The end of Dennard scaling and uni-processor era (2002-2004)
With feature size below \(\approx 100nm\) (nowadays around \(\approx 10 mn\)), we have that: \[ P = QfCV^2 + VI_{\text{leakage}} \] (Note: for "large enough" feature size, the term \(VI_{\text{leakage}}\) is negligible.)
Unfortunately, \(I_{\text{leakage}}\) grows exponentially with downscaled \(V\) as we decrease feature size by \(\dfrac{1}{\kappa}\). Thus, the term \(VI_{\text{leakage}}\) blows up and dominates power consumption.
To keep power under control, large number of transistors are switched off (dark silicon effect), operated at lower frequencies (dim silicon effect) or organized in different ways.
Why parallel programming is hard
- Writing (correct and efficient) parallel programs is hard
- Getting (close to ideal) speed up is hard. Overheads include:
- idling (e.g. caused by load unbalance, synchronization, serial sections, etc.)

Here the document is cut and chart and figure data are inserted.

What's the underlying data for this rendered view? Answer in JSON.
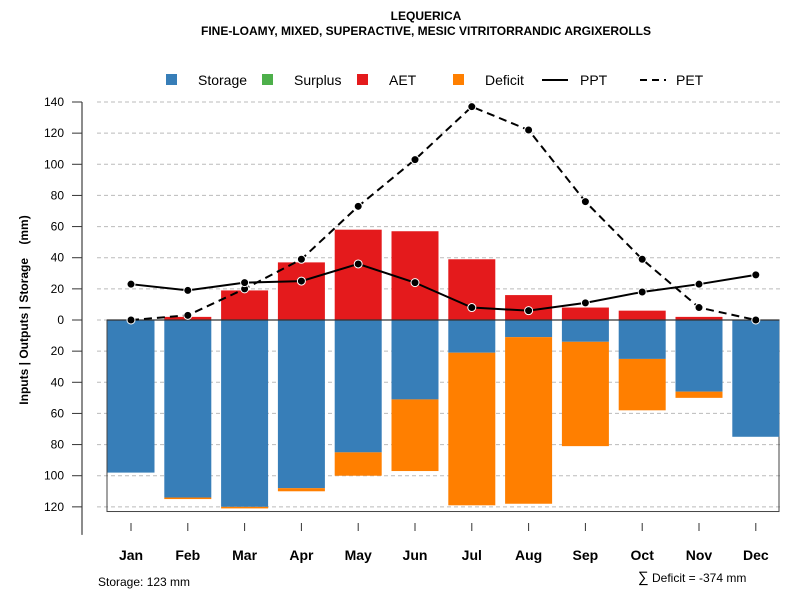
{
  "chart_data": {
    "type": "bar",
    "title": "LEQUERICA",
    "subtitle": "FINE-LOAMY, MIXED, SUPERACTIVE, MESIC VITRITORRANDIC ARGIXEROLLS",
    "ylabel": "Inputs | Outputs | Storage    (mm)",
    "xlabel": "",
    "ylim": [
      -123,
      140
    ],
    "y_ticks": [
      140,
      120,
      100,
      80,
      60,
      40,
      20,
      0,
      -20,
      -40,
      -60,
      -80,
      -100,
      -120
    ],
    "y_tick_labels": [
      "140",
      "120",
      "100",
      "80",
      "60",
      "40",
      "20",
      "0",
      "20",
      "40",
      "60",
      "80",
      "100",
      "120"
    ],
    "grid": true,
    "legend_position": "top",
    "legend": [
      {
        "name": "Storage",
        "kind": "box",
        "color": "#377EB8"
      },
      {
        "name": "Surplus",
        "kind": "box",
        "color": "#4DAF4A"
      },
      {
        "name": "AET",
        "kind": "box",
        "color": "#E41A1C"
      },
      {
        "name": "Deficit",
        "kind": "box",
        "color": "#FF7F00"
      },
      {
        "name": "PPT",
        "kind": "solid-line",
        "color": "#000000"
      },
      {
        "name": "PET",
        "kind": "dashed-line",
        "color": "#000000"
      }
    ],
    "categories": [
      "Jan",
      "Feb",
      "Mar",
      "Apr",
      "May",
      "Jun",
      "Jul",
      "Aug",
      "Sep",
      "Oct",
      "Nov",
      "Dec"
    ],
    "series": [
      {
        "name": "Storage",
        "values": [
          98,
          114,
          120,
          108,
          85,
          51,
          21,
          11,
          14,
          25,
          46,
          75
        ]
      },
      {
        "name": "Surplus",
        "values": [
          0,
          0,
          0,
          0,
          0,
          0,
          0,
          0,
          0,
          0,
          0,
          0
        ]
      },
      {
        "name": "AET",
        "values": [
          0,
          2,
          19,
          37,
          58,
          57,
          39,
          16,
          8,
          6,
          2,
          0
        ]
      },
      {
        "name": "Deficit",
        "values": [
          0,
          1,
          1,
          2,
          15,
          46,
          98,
          107,
          67,
          33,
          4,
          0
        ]
      },
      {
        "name": "PPT",
        "values": [
          23,
          19,
          24,
          25,
          36,
          24,
          8,
          6,
          11,
          18,
          23,
          29
        ]
      },
      {
        "name": "PET",
        "values": [
          0,
          3,
          20,
          39,
          73,
          103,
          137,
          122,
          76,
          39,
          8,
          0
        ]
      }
    ],
    "storage_capacity": 123,
    "annotations": {
      "storage": "Storage: 123 mm",
      "deficit": "Deficit = -374 mm",
      "deficit_symbol": "∑"
    }
  }
}
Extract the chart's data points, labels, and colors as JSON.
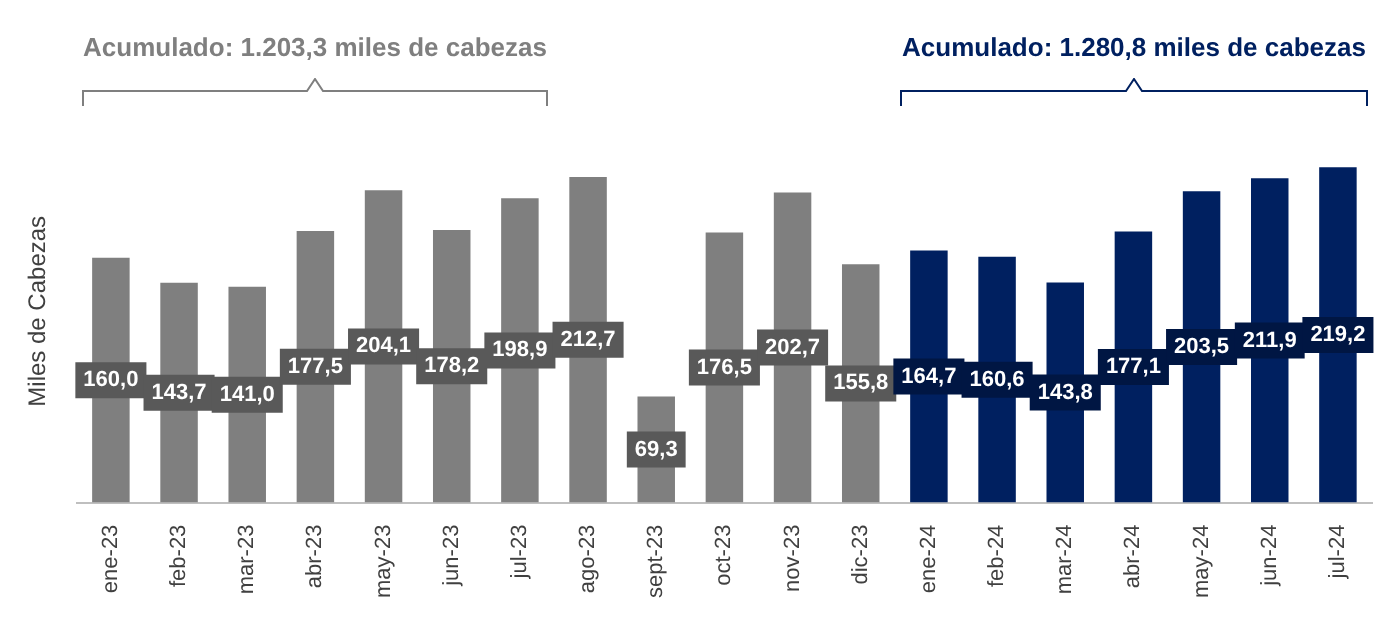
{
  "chart_data": {
    "type": "bar",
    "ylabel": "Miles de Cabezas",
    "categories": [
      "ene-23",
      "feb-23",
      "mar-23",
      "abr-23",
      "may-23",
      "jun-23",
      "jul-23",
      "ago-23",
      "sept-23",
      "oct-23",
      "nov-23",
      "dic-23",
      "ene-24",
      "feb-24",
      "mar-24",
      "abr-24",
      "may-24",
      "jun-24",
      "jul-24"
    ],
    "values": [
      160.0,
      143.7,
      141.0,
      177.5,
      204.1,
      178.2,
      198.9,
      212.7,
      69.3,
      176.5,
      202.7,
      155.8,
      164.7,
      160.6,
      143.8,
      177.1,
      203.5,
      211.9,
      219.2
    ],
    "colors": [
      "#7f7f7f",
      "#7f7f7f",
      "#7f7f7f",
      "#7f7f7f",
      "#7f7f7f",
      "#7f7f7f",
      "#7f7f7f",
      "#7f7f7f",
      "#7f7f7f",
      "#7f7f7f",
      "#7f7f7f",
      "#7f7f7f",
      "#002060",
      "#002060",
      "#002060",
      "#002060",
      "#002060",
      "#002060",
      "#002060"
    ],
    "value_labels": [
      "160,0",
      "143,7",
      "141,0",
      "177,5",
      "204,1",
      "178,2",
      "198,9",
      "212,7",
      "69,3",
      "176,5",
      "202,7",
      "155,8",
      "164,7",
      "160,6",
      "143,8",
      "177,1",
      "203,5",
      "211,9",
      "219,2"
    ],
    "annotations": [
      "Acumulado: 1.203,3 miles de cabezas",
      "Acumulado: 1.280,8 miles de cabezas"
    ],
    "tick_labels": "x",
    "grid": false,
    "legend": false
  }
}
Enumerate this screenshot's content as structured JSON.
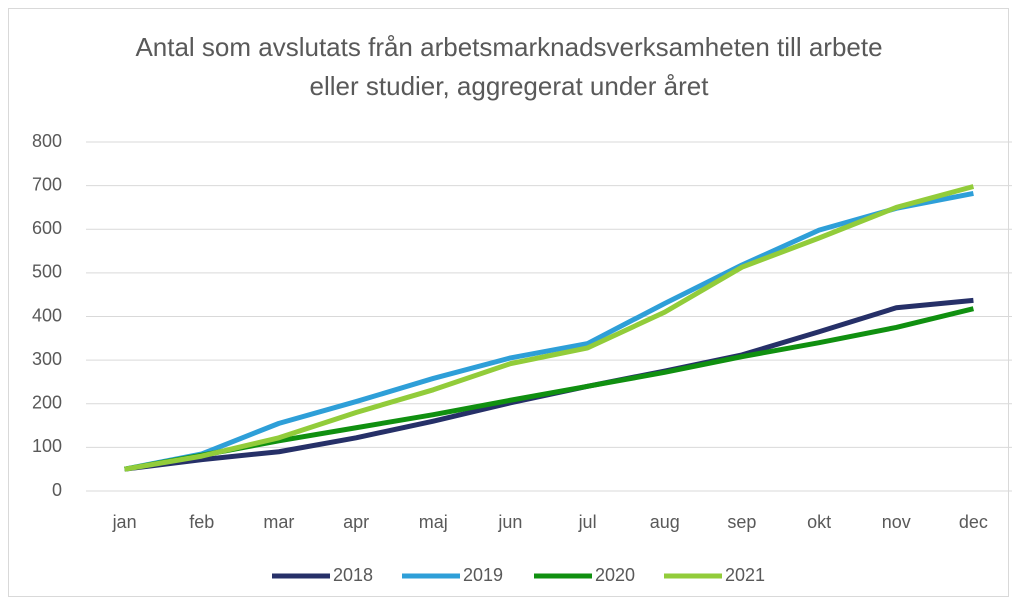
{
  "chart_data": {
    "type": "line",
    "title": "Antal som avslutats från arbetsmarknadsverksamheten till arbete eller studier, aggregerat under året",
    "categories": [
      "jan",
      "feb",
      "mar",
      "apr",
      "maj",
      "jun",
      "jul",
      "aug",
      "sep",
      "okt",
      "nov",
      "dec"
    ],
    "series": [
      {
        "name": "2018",
        "color": "#263068",
        "values": [
          50,
          72,
          90,
          122,
          160,
          202,
          240,
          275,
          312,
          365,
          420,
          437
        ]
      },
      {
        "name": "2019",
        "color": "#2e9fd8",
        "values": [
          50,
          85,
          155,
          205,
          258,
          305,
          338,
          430,
          518,
          598,
          648,
          682
        ]
      },
      {
        "name": "2020",
        "color": "#109010",
        "values": [
          50,
          82,
          115,
          145,
          175,
          208,
          240,
          272,
          308,
          340,
          375,
          418
        ]
      },
      {
        "name": "2021",
        "color": "#92cc3a",
        "values": [
          50,
          80,
          122,
          180,
          232,
          292,
          328,
          410,
          513,
          580,
          650,
          698
        ]
      }
    ],
    "ylim": [
      0,
      800
    ],
    "yticks": [
      0,
      100,
      200,
      300,
      400,
      500,
      600,
      700,
      800
    ],
    "grid": true,
    "legend": "bottom"
  }
}
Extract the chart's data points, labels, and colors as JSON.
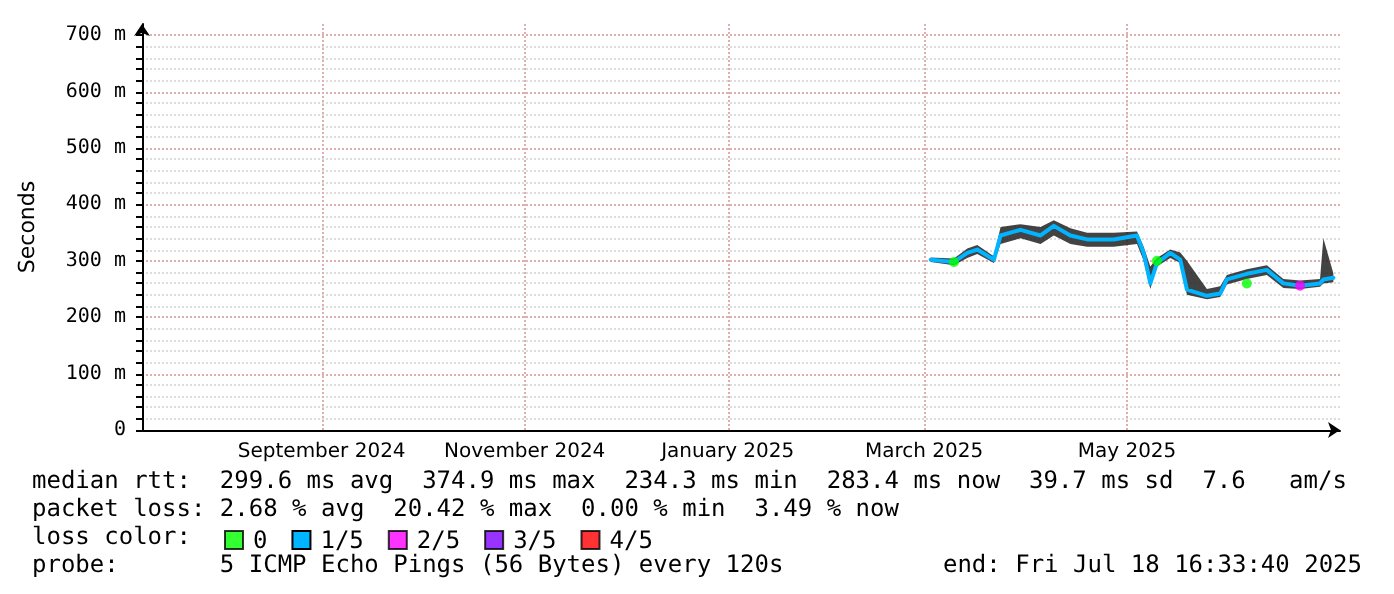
{
  "chart_data": {
    "type": "line",
    "ylabel": "Seconds",
    "xlim": [
      "2024-07-23",
      "2025-07-18"
    ],
    "xticks": [
      {
        "value": "2024-09-15",
        "label": "September 2024"
      },
      {
        "value": "2024-11-15",
        "label": "November 2024"
      },
      {
        "value": "2025-01-15",
        "label": "January 2025"
      },
      {
        "value": "2025-03-15",
        "label": "March 2025"
      },
      {
        "value": "2025-05-15",
        "label": "May 2025"
      }
    ],
    "ylim": [
      0,
      720
    ],
    "yticks": [
      0,
      {
        "value": 100,
        "label": "100 m"
      },
      {
        "value": 200,
        "label": "200 m"
      },
      {
        "value": 300,
        "label": "300 m"
      },
      {
        "value": 400,
        "label": "400 m"
      },
      {
        "value": 500,
        "label": "500 m"
      },
      {
        "value": 600,
        "label": "600 m"
      },
      {
        "value": 700,
        "label": "700 m"
      }
    ],
    "grid": true,
    "legend": "bottom",
    "legend_title": "loss color:",
    "line_style": "solid",
    "x": [
      "2025-03-17",
      "2025-03-24",
      "2025-03-28",
      "2025-03-31",
      "2025-04-05",
      "2025-04-07",
      "2025-04-13",
      "2025-04-19",
      "2025-04-23",
      "2025-04-28",
      "2025-05-03",
      "2025-05-11",
      "2025-05-18",
      "2025-05-20",
      "2025-05-22",
      "2025-05-24",
      "2025-05-28",
      "2025-05-31",
      "2025-06-02",
      "2025-06-08",
      "2025-06-12",
      "2025-06-14",
      "2025-06-20",
      "2025-06-26",
      "2025-07-01",
      "2025-07-06",
      "2025-07-12",
      "2025-07-13",
      "2025-07-16"
    ],
    "series": [
      {
        "name": "0",
        "type": "scatter",
        "color": "#00ff00",
        "values": [
          null,
          298,
          null,
          null,
          null,
          null,
          null,
          null,
          null,
          null,
          null,
          null,
          null,
          null,
          null,
          300,
          null,
          null,
          null,
          null,
          null,
          null,
          260,
          null,
          null,
          null,
          null,
          null,
          null
        ]
      },
      {
        "name": "1/5",
        "color": "#00b4ff",
        "values": [
          302,
          298,
          314,
          320,
          302,
          345,
          355,
          345,
          362,
          345,
          338,
          338,
          345,
          314,
          260,
          296,
          314,
          302,
          249,
          238,
          242,
          267,
          277,
          284,
          260,
          256,
          260,
          267,
          270
        ],
        "lower": [
          298,
          292,
          305,
          312,
          296,
          330,
          340,
          330,
          345,
          330,
          325,
          325,
          330,
          300,
          250,
          290,
          305,
          296,
          240,
          232,
          236,
          258,
          268,
          275,
          252,
          250,
          254,
          260,
          262
        ],
        "upper": [
          306,
          304,
          322,
          328,
          308,
          360,
          365,
          360,
          372,
          358,
          350,
          350,
          352,
          325,
          290,
          305,
          320,
          315,
          300,
          250,
          255,
          275,
          285,
          292,
          268,
          265,
          268,
          340,
          278
        ]
      },
      {
        "name": "2/5",
        "type": "scatter",
        "color": "#ff00ff",
        "values": [
          null,
          null,
          null,
          null,
          null,
          null,
          null,
          null,
          null,
          null,
          null,
          null,
          null,
          null,
          null,
          null,
          null,
          null,
          null,
          null,
          null,
          null,
          null,
          null,
          null,
          256,
          null,
          null,
          null
        ]
      },
      {
        "name": "3/5",
        "type": "scatter",
        "color": "#7f00ff",
        "values": [
          null,
          null,
          null,
          null,
          null,
          null,
          null,
          null,
          null,
          null,
          null,
          null,
          null,
          null,
          null,
          null,
          null,
          null,
          null,
          null,
          null,
          null,
          null,
          null,
          null,
          null,
          null,
          null,
          null
        ]
      },
      {
        "name": "4/5",
        "type": "scatter",
        "color": "#ff0000",
        "values": [
          null,
          null,
          null,
          null,
          null,
          null,
          null,
          null,
          null,
          null,
          null,
          null,
          null,
          null,
          null,
          null,
          null,
          null,
          null,
          null,
          null,
          null,
          null,
          null,
          null,
          null,
          null,
          null,
          null
        ]
      }
    ],
    "annotations": [
      "median rtt:  299.6 ms avg  374.9 ms max  234.3 ms min  283.4 ms now  39.7 ms sd  7.6   am/s",
      "packet loss: 2.68 % avg  20.42 % max  0.00 % min  3.49 % now",
      "probe:       5 ICMP Echo Pings (56 Bytes) every 120s",
      "end: Fri Jul 18 16:33:40 2025"
    ]
  }
}
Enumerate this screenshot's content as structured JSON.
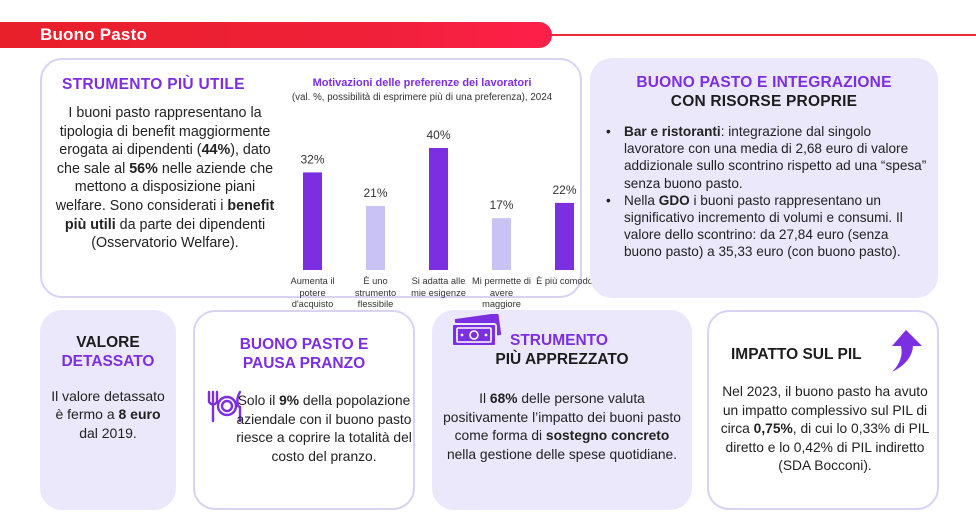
{
  "header": {
    "title": "Buono Pasto"
  },
  "card_utile": {
    "title": "STRUMENTO PIÙ UTILE",
    "text_parts": [
      {
        "t": "I buoni pasto rappresentano la tipologia di benefit maggiormente erogata ai dipendenti (",
        "b": false
      },
      {
        "t": "44%",
        "b": true
      },
      {
        "t": "), dato che sale al ",
        "b": false
      },
      {
        "t": "56%",
        "b": true
      },
      {
        "t": " nelle aziende che mettono a disposizione piani welfare. Sono considerati i ",
        "b": false
      },
      {
        "t": "benefit più utili",
        "b": true
      },
      {
        "t": " da parte dei dipendenti (Osservatorio Welfare).",
        "b": false
      }
    ]
  },
  "chart_data": {
    "type": "bar",
    "title": "Motivazioni delle preferenze dei lavoratori",
    "subtitle": "(val. %, possibilità di esprimere più di una preferenza), 2024",
    "categories": [
      "Aumenta il potere d'acquisto",
      "È uno strumento flessibile",
      "Si adatta alle mie esigenze",
      "Mi permette di avere maggiore scelta",
      "È più comodo"
    ],
    "values": [
      32,
      21,
      40,
      17,
      22
    ],
    "value_labels": [
      "32%",
      "21%",
      "40%",
      "17%",
      "22%"
    ],
    "bar_colors": [
      "#7b2fe0",
      "#c9c3f5",
      "#7b2fe0",
      "#c9c3f5",
      "#7b2fe0"
    ],
    "ylim": [
      0,
      40
    ]
  },
  "card_integrazione": {
    "title_line1": "BUONO PASTO E INTEGRAZIONE",
    "title_line2": "CON RISORSE PROPRIE",
    "bullet_symbol": "•",
    "item1": [
      {
        "t": "Bar e ristoranti",
        "b": true
      },
      {
        "t": ": integrazione dal singolo lavoratore con una media di 2,68 euro di valore addizionale sullo scontrino rispetto ad una “spesa” senza buono pasto.",
        "b": false
      }
    ],
    "item2": [
      {
        "t": "Nella ",
        "b": false
      },
      {
        "t": "GDO",
        "b": true
      },
      {
        "t": " i buoni pasto rappresentano un significativo incremento di volumi e consumi. Il valore dello scontrino: da 27,84 euro (senza buono pasto) a 35,33 euro (con buono pasto).",
        "b": false
      }
    ]
  },
  "card_valore": {
    "title_line1": "VALORE",
    "title_line2": "DETASSATO",
    "text_parts": [
      {
        "t": "Il valore detassato è fermo a ",
        "b": false
      },
      {
        "t": "8 euro",
        "b": true
      },
      {
        "t": " dal 2019.",
        "b": false
      }
    ]
  },
  "card_pausa": {
    "title_line1": "BUONO PASTO E",
    "title_line2": "PAUSA PRANZO",
    "icon": "plate-cutlery-icon",
    "text_parts": [
      {
        "t": "Solo il ",
        "b": false
      },
      {
        "t": "9%",
        "b": true
      },
      {
        "t": " della popolazione aziendale con il buono pasto riesce a coprire la totalità del costo del pranzo.",
        "b": false
      }
    ]
  },
  "card_apprezzato": {
    "title_line1": "STRUMENTO",
    "title_line2": "PIÙ APPREZZATO",
    "icon": "banknote-icon",
    "text_parts": [
      {
        "t": "Il ",
        "b": false
      },
      {
        "t": "68%",
        "b": true
      },
      {
        "t": " delle persone valuta positivamente l’impatto dei buoni pasto come forma di ",
        "b": false
      },
      {
        "t": "sostegno concreto",
        "b": true
      },
      {
        "t": " nella gestione delle spese quotidiane.",
        "b": false
      }
    ]
  },
  "card_pil": {
    "title": "IMPATTO SUL PIL",
    "icon": "growth-arrow-icon",
    "text_parts": [
      {
        "t": "Nel 2023, il buono pasto ha avuto un impatto complessivo sul PIL di circa ",
        "b": false
      },
      {
        "t": "0,75%",
        "b": true
      },
      {
        "t": ", di cui lo 0,33% di PIL diretto e lo 0,42% di PIL indiretto (SDA Bocconi).",
        "b": false
      }
    ]
  },
  "colors": {
    "accent": "#7b2fe0",
    "accent_light": "#c9c3f5",
    "header_red": "#e8202a",
    "card_fill": "#ebe8fb"
  }
}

- redundant / extra operations when splitting a computation into tasks
- communication time among processes
- Amdahl's Law (阿姆达尔定律):
- Let \(f\) the fraction of a computation that cannot be split into parallel tasks. Then, max speed up achievable for arbitraty large \(p\) processors is \(\dfrac{1}{f}\).
- Counterargument (Gustafson's Law):
- \(1-f\) is not fixed, but increases with the data/problem size \(N\)
- This law says that increase of problem size for large machines can retain scalability with respect to the number of processors.